Hey BP! Fairly new to the forums and on the fence about this deal-- hoping to get some advice!
I've been negotiating with the seller for a month now and I got the price down to $625k. Initial price was 750k. I've put down a conservative $700k ARV.
It's a duplex with an unfinished commercial space (500 sq ft) on the first floor, and two residential the second and third floor. There is a difficult month-month tenant in one of them (a month behind on rent, always late to pay), and a good month-month tenant who's always early on hers.
Unit 1: Rented at $2000/month with market value $2400/month
Unit 2: Rented at $1860/month with market value $2400/month
Commercial space can be rented at $1500 - $2000/month
After taxes I'm looking at a 0.75% monthly return fully occupied, which is quite good for this area where appreciation has been well over 5%/year in the last 10 years, brand new units are being built by big name construction companies, and units rent within the week. I can also update the residential units once they are vacant for a healthy uptick in my rent. The downside here being the unit is on a busy two-way road, close to two major junctions where commuters regularly drive through on their way to manhattan.
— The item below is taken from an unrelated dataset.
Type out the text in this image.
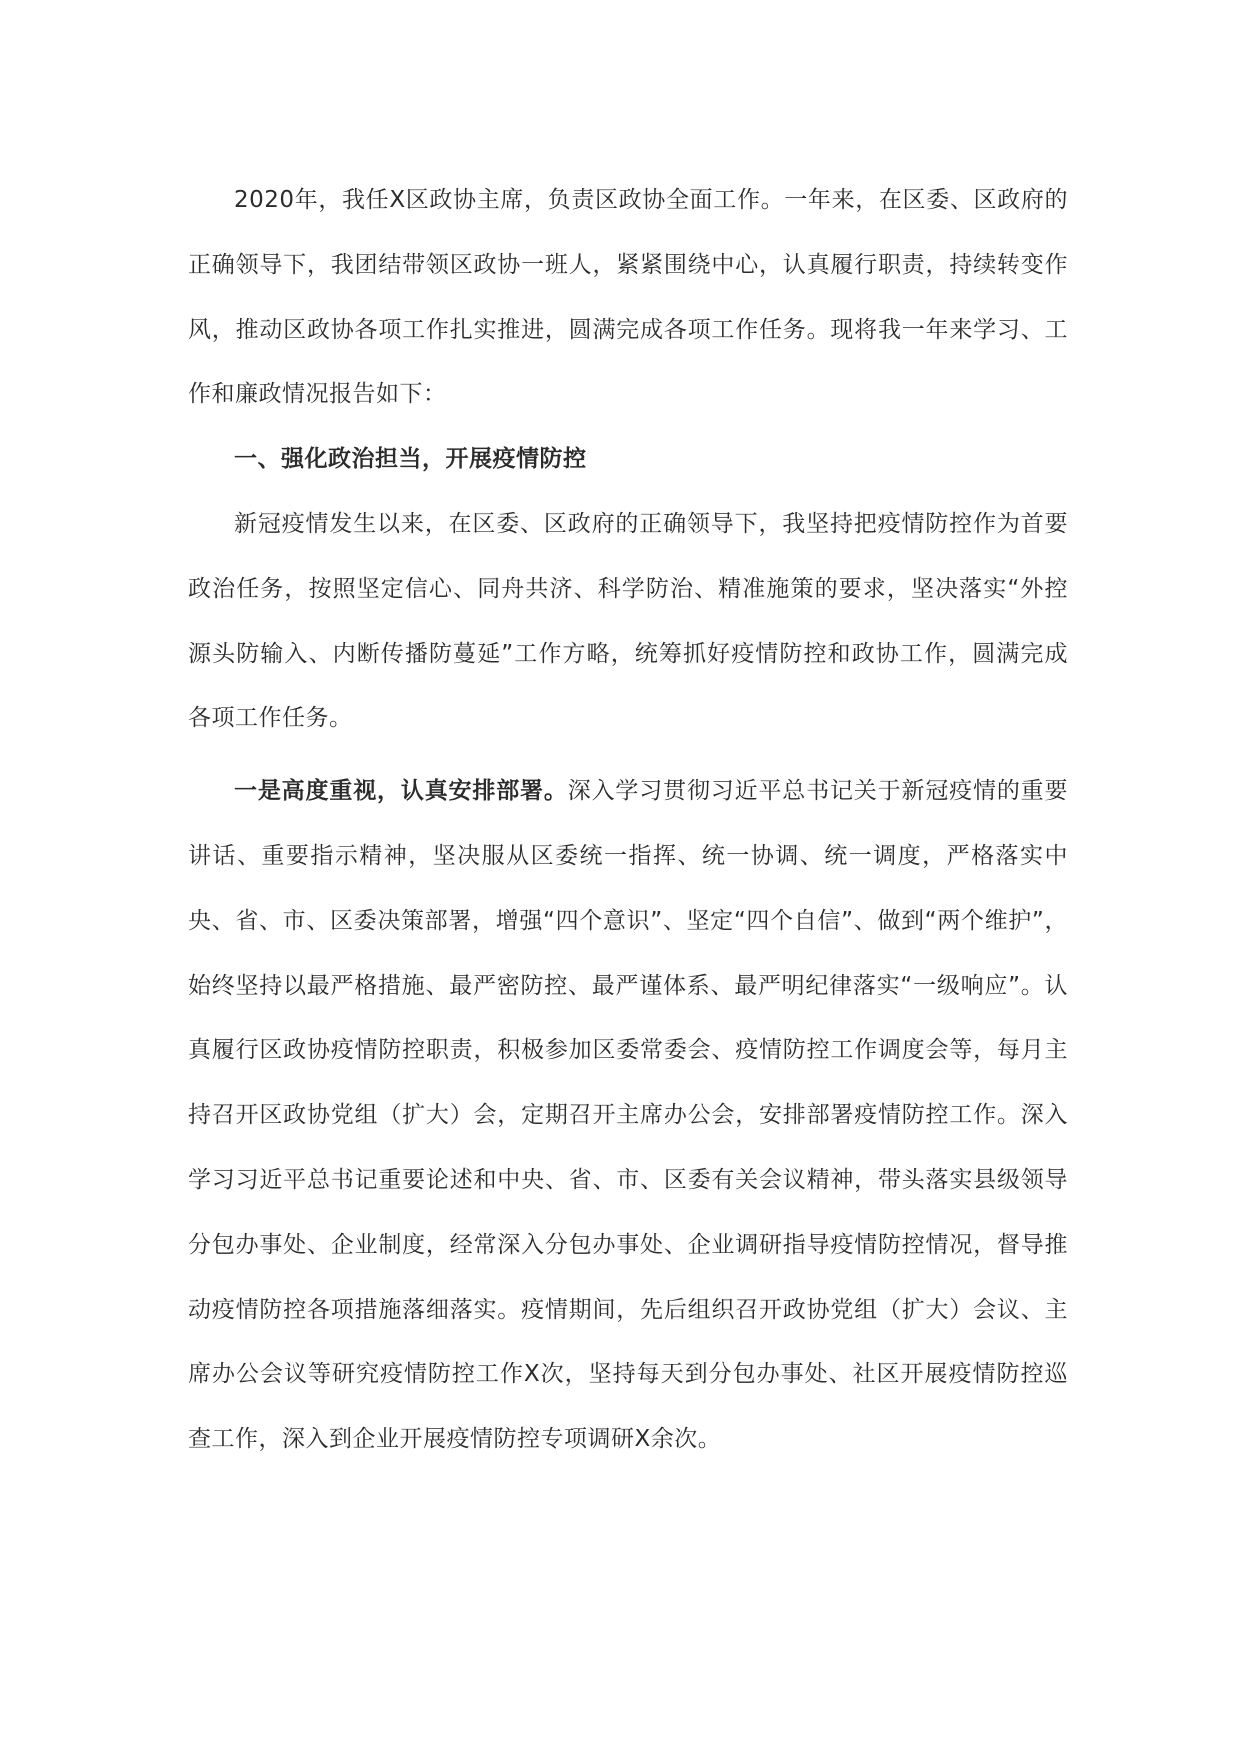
2020年，我任X区政协主席，负责区政协全面工作。一年来，在区委、区政府的正确领导下，我团结带领区政协一班人，紧紧围绕中心，认真履行职责，持续转变作风，推动区政协各项工作扎实推进，圆满完成各项工作任务。现将我一年来学习、工作和廉政情况报告如下：

一、强化政治担当，开展疫情防控

新冠疫情发生以来，在区委、区政府的正确领导下，我坚持把疫情防控作为首要政治任务，按照坚定信心、同舟共济、科学防治、精准施策的要求，坚决落实“外控源头防输入、内断传播防蔓延”工作方略，统筹抓好疫情防控和政协工作，圆满完成各项工作任务。

一是高度重视，认真安排部署。深入学习贯彻习近平总书记关于新冠疫情的重要讲话、重要指示精神，坚决服从区委统一指挥、统一协调、统一调度，严格落实中央、省、市、区委决策部署，增强“四个意识”、坚定“四个自信”、做到“两个维护”，始终坚持以最严格措施、最严密防控、最严谨体系、最严明纪律落实“一级响应”。认真履行区政协疫情防控职责，积极参加区委常委会、疫情防控工作调度会等，每月主持召开区政协党组（扩大）会，定期召开主席办公会，安排部署疫情防控工作。深入学习习近平总书记重要论述和中央、省、市、区委有关会议精神，带头落实县级领导分包办事处、企业制度，经常深入分包办事处、企业调研指导疫情防控情况，督导推动疫情防控各项措施落细落实。疫情期间，先后组织召开政协党组（扩大）会议、主席办公会议等研究疫情防控工作X次，坚持每天到分包办事处、社区开展疫情防控巡查工作，深入到企业开展疫情防控专项调研X余次。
Assuming the most conservative rental numbers and the worst-case capex expenses, I'd be at a 5% cap rate and a negative cash flow of around $ - 500/month at this price. I could write off the loan's interest against the income I make from my independent contracting business. I'd also have the cash to put 45% down and turn cash flow positive in a year, if interest rates don't fall. Once they do, I'll refinance into a cheaper rate and 100% turn CF positive.
Talks between the seller have gone a little stale. Is this a good deal at this price? If not, how low would you push?